I spend a lot of time each March preparing to commemorate Worker Memorial Day on April 28. I end up reading way too many news stories about workers who were killed on-the-job. I search here and there trying to identify the victims by name and figure out the circumstances that contributed to their deaths. Year in and out, one thing is clear: some companies are just plain reckless and they gamble with the lives of their employees.
Reckless business decisions and work-related deaths is the subject of a new manual developed by the Center for Progressive Reform (CPR). "Preventing Death and Injury on the Job: The Criminal Justice Alternative in State Law" is a toolkit for worker- and community-coalitions to encourage prosecutors to review egregious workplace fatality and serious injury cases for possible criminal charges.
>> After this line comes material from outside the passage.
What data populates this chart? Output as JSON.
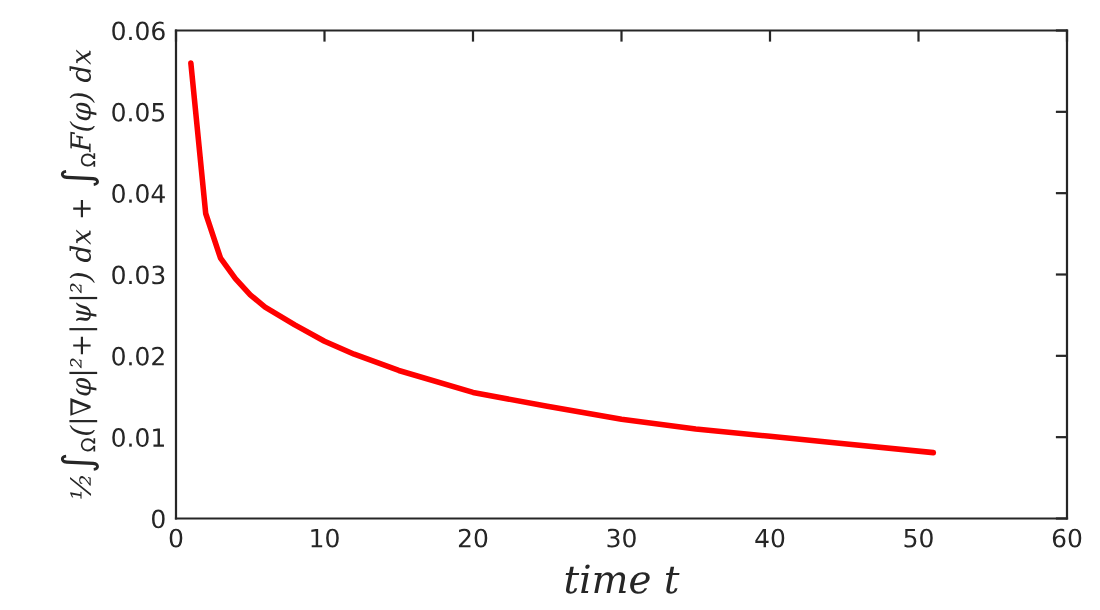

I typically shy away from reading law review articles and court decisions. The legal lingo and mumbo jumbo makes my head spin. CPR’s manual, despite being written by lawyers and legal scholars, does none of that. The authors use plain language to describe how prosecutors should think about work-related fatalities:
“When a drunk driver kills a pedestrian, we consider it manslaughter. Reckless business decisions that cause workplace fatalities and egregious injuries are no different.”
Moreover:
“When people in positions of authority make profit-oriented choices that put workers at risk, it is no excuse that they did it in pursuit of profits or on behalf of a business entity. Prosecutors should therefore focus their resources on locking up criminals who perpetrate violence 'in the name of business,' victimizing workers who are trying to provide for themselves and their families.”
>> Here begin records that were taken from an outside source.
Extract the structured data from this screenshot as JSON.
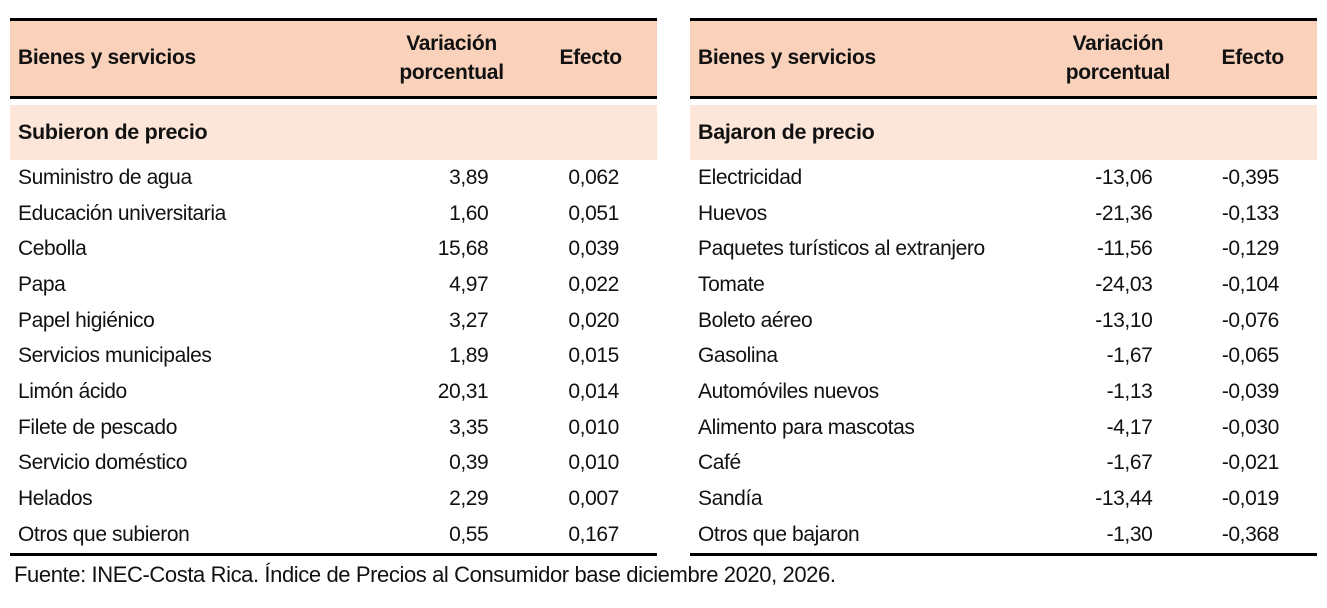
{
  "colors": {
    "header_bg": "#FAD2BC",
    "section_bg": "#FCE6D9",
    "border": "#000000",
    "text": "#111111"
  },
  "columns": {
    "goods": "Bienes y servicios",
    "variation": "Variación porcentual",
    "effect": "Efecto"
  },
  "tables": [
    {
      "section": "Subieron de precio",
      "rows": [
        {
          "name": "Suministro de agua",
          "variation": "3,89",
          "effect": "0,062"
        },
        {
          "name": "Educación universitaria",
          "variation": "1,60",
          "effect": "0,051"
        },
        {
          "name": "Cebolla",
          "variation": "15,68",
          "effect": "0,039"
        },
        {
          "name": "Papa",
          "variation": "4,97",
          "effect": "0,022"
        },
        {
          "name": "Papel higiénico",
          "variation": "3,27",
          "effect": "0,020"
        },
        {
          "name": "Servicios municipales",
          "variation": "1,89",
          "effect": "0,015"
        },
        {
          "name": "Limón ácido",
          "variation": "20,31",
          "effect": "0,014"
        },
        {
          "name": "Filete de pescado",
          "variation": "3,35",
          "effect": "0,010"
        },
        {
          "name": "Servicio doméstico",
          "variation": "0,39",
          "effect": "0,010"
        },
        {
          "name": "Helados",
          "variation": "2,29",
          "effect": "0,007"
        },
        {
          "name": "Otros que subieron",
          "variation": "0,55",
          "effect": "0,167"
        }
      ]
    },
    {
      "section": "Bajaron de precio",
      "rows": [
        {
          "name": "Electricidad",
          "variation": "-13,06",
          "effect": "-0,395"
        },
        {
          "name": "Huevos",
          "variation": "-21,36",
          "effect": "-0,133"
        },
        {
          "name": "Paquetes turísticos al extranjero",
          "variation": "-11,56",
          "effect": "-0,129"
        },
        {
          "name": "Tomate",
          "variation": "-24,03",
          "effect": "-0,104"
        },
        {
          "name": "Boleto aéreo",
          "variation": "-13,10",
          "effect": "-0,076"
        },
        {
          "name": "Gasolina",
          "variation": "-1,67",
          "effect": "-0,065"
        },
        {
          "name": "Automóviles nuevos",
          "variation": "-1,13",
          "effect": "-0,039"
        },
        {
          "name": "Alimento para mascotas",
          "variation": "-4,17",
          "effect": "-0,030"
        },
        {
          "name": "Café",
          "variation": "-1,67",
          "effect": "-0,021"
        },
        {
          "name": "Sandía",
          "variation": "-13,44",
          "effect": "-0,019"
        },
        {
          "name": "Otros que bajaron",
          "variation": "-1,30",
          "effect": "-0,368"
        }
      ]
    }
  ],
  "footer": {
    "source": "Fuente: INEC-Costa Rica. Índice de Precios al Consumidor base diciembre 2020, 2026."
  }
}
Some might remark that the enforcement of worker safety regulations falls to federal OSHA and the States that run their own OSHA programs. The laws that created these agencies do include provisions on criminal enforcement, but they are antiquated and woefully inadequate. CPR explains why. Reading the manual I also learned of an important and relevant 1989 Supreme Court of Michigan decision. The ruling clarifies that all states have the authority to use their criminal laws in the employment context. People v. Hegedus, says:
"While OSHA is concerned with protecting employees as 'workers' from specific safety and health hazards connected with their occupations, the state is concerned with protecting the employees as 'citizens' from criminal conduct. Whether that conduct occurs in public or in private, in the home or in the workplace, the state’s interest in preventing it, and punishing it, is indeed both legitimate and substantial."
CPR explains basic criminal law concepts which prosecutors will consider and advocates will want to be aware. For example, who should be charged with the crime? The company president? A supervisor? The business entity? The prosecutor will also assess the defendant’s “state of mind” (or mens rea.)
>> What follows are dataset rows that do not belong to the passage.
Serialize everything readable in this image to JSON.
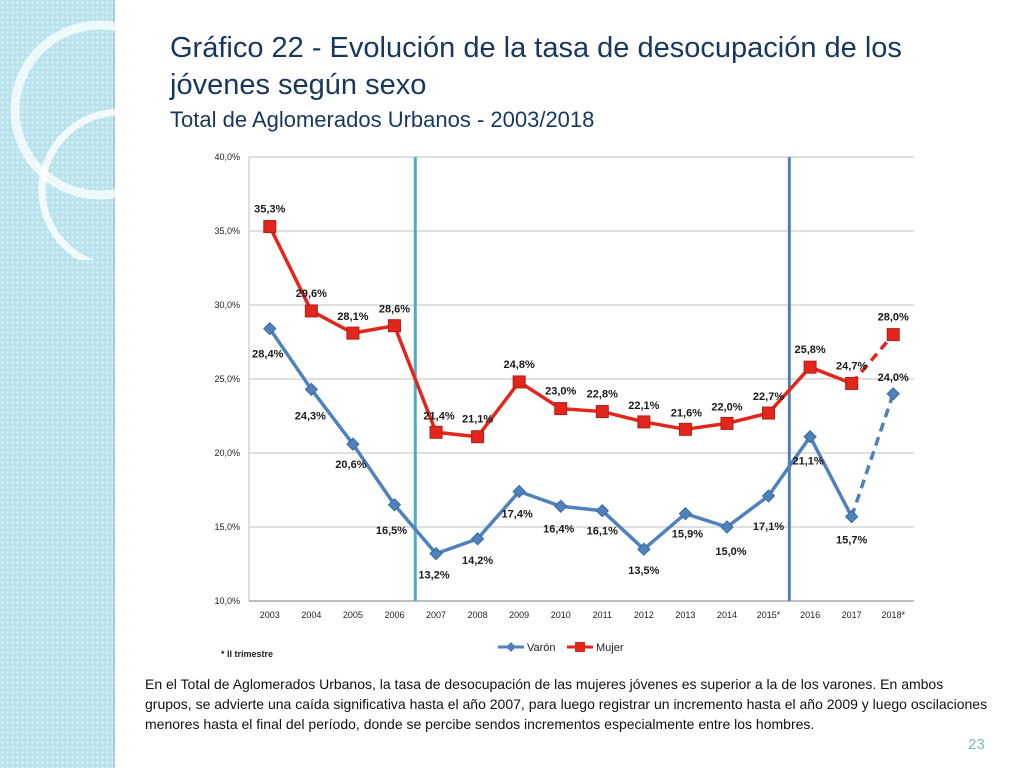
{
  "title": {
    "line1": "Gráfico 22 - Evolución de la tasa de desocupación de los jóvenes según sexo",
    "line2": "Total de Aglomerados Urbanos - 2003/2018"
  },
  "chart_data": {
    "type": "line",
    "categories": [
      "2003",
      "2004",
      "2005",
      "2006",
      "2007",
      "2008",
      "2009",
      "2010",
      "2011",
      "2012",
      "2013",
      "2014",
      "2015*",
      "2016",
      "2017",
      "2018*"
    ],
    "ylim": [
      10,
      40
    ],
    "yticks": [
      "10,0%",
      "15,0%",
      "20,0%",
      "25,0%",
      "30,0%",
      "35,0%",
      "40,0%"
    ],
    "ytick_values": [
      10,
      15,
      20,
      25,
      30,
      35,
      40
    ],
    "grid": true,
    "legend": "bottom",
    "vertical_markers_after": [
      "2006",
      "2015*"
    ],
    "series": [
      {
        "name": "Varón",
        "color": "#4f81bd",
        "marker": "diamond",
        "values": [
          28.4,
          24.3,
          20.6,
          16.5,
          13.2,
          14.2,
          17.4,
          16.4,
          16.1,
          13.5,
          15.9,
          15.0,
          17.1,
          21.1,
          15.7,
          24.0
        ],
        "labels": [
          "28,4%",
          "24,3%",
          "20,6%",
          "16,5%",
          "13,2%",
          "14,2%",
          "17,4%",
          "16,4%",
          "16,1%",
          "13,5%",
          "15,9%",
          "15,0%",
          "17,1%",
          "21,1%",
          "15,7%",
          "24,0%"
        ],
        "dashed_last_segment": true
      },
      {
        "name": "Mujer",
        "color": "#e3261c",
        "marker": "square",
        "values": [
          35.3,
          29.6,
          28.1,
          28.6,
          21.4,
          21.1,
          24.8,
          23.0,
          22.8,
          22.1,
          21.6,
          22.0,
          22.7,
          25.8,
          24.7,
          28.0
        ],
        "labels": [
          "35,3%",
          "29,6%",
          "28,1%",
          "28,6%",
          "21,4%",
          "21,1%",
          "24,8%",
          "23,0%",
          "22,8%",
          "22,1%",
          "21,6%",
          "22,0%",
          "22,7%",
          "25,8%",
          "24,7%",
          "28,0%"
        ],
        "dashed_last_segment": true
      }
    ]
  },
  "footnote": "* II trimestre",
  "body_text": "En el Total de Aglomerados Urbanos,  la tasa de desocupación de las mujeres jóvenes es superior a la de los varones. En ambos grupos, se advierte una caída significativa hasta el año 2007,  para luego registrar un incremento hasta el año 2009 y luego oscilaciones menores hasta el final del período, donde se percibe sendos incrementos especialmente entre los hombres.",
  "page_number": "23"
}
“Many states’ criminal codes recognize four broad categories of states of mind, ranked from most to least blameworthy: purpose, knowledge, recklessness, and criminal negligence.”
The manual explains some of the language used by prosecutors. They are terms and concepts that worker- and community-coalitions will want to be aware.
Finally, CPR’s manual includes a play book for worker advocates to design reforms to build a local program for the prosecution of worker fatalities as crimes. There are checklists, talking points, sample letters, and a directory of prosecutors and prosecutorial associations.
Prosecutors in a few states have pursued criminal charges in workplace fatality cases. Although there have not been many, in those that have been pursued, CPR notes
"prosecutors have been remarkably successful."
Not every worker fatality case should be subject to criminal prosecution. But CPR makes the case that there are many incidents that at least should be scrutinized by local police and prosecutors. It's time to get passed thinking that on-the-job deaths are "just accidents."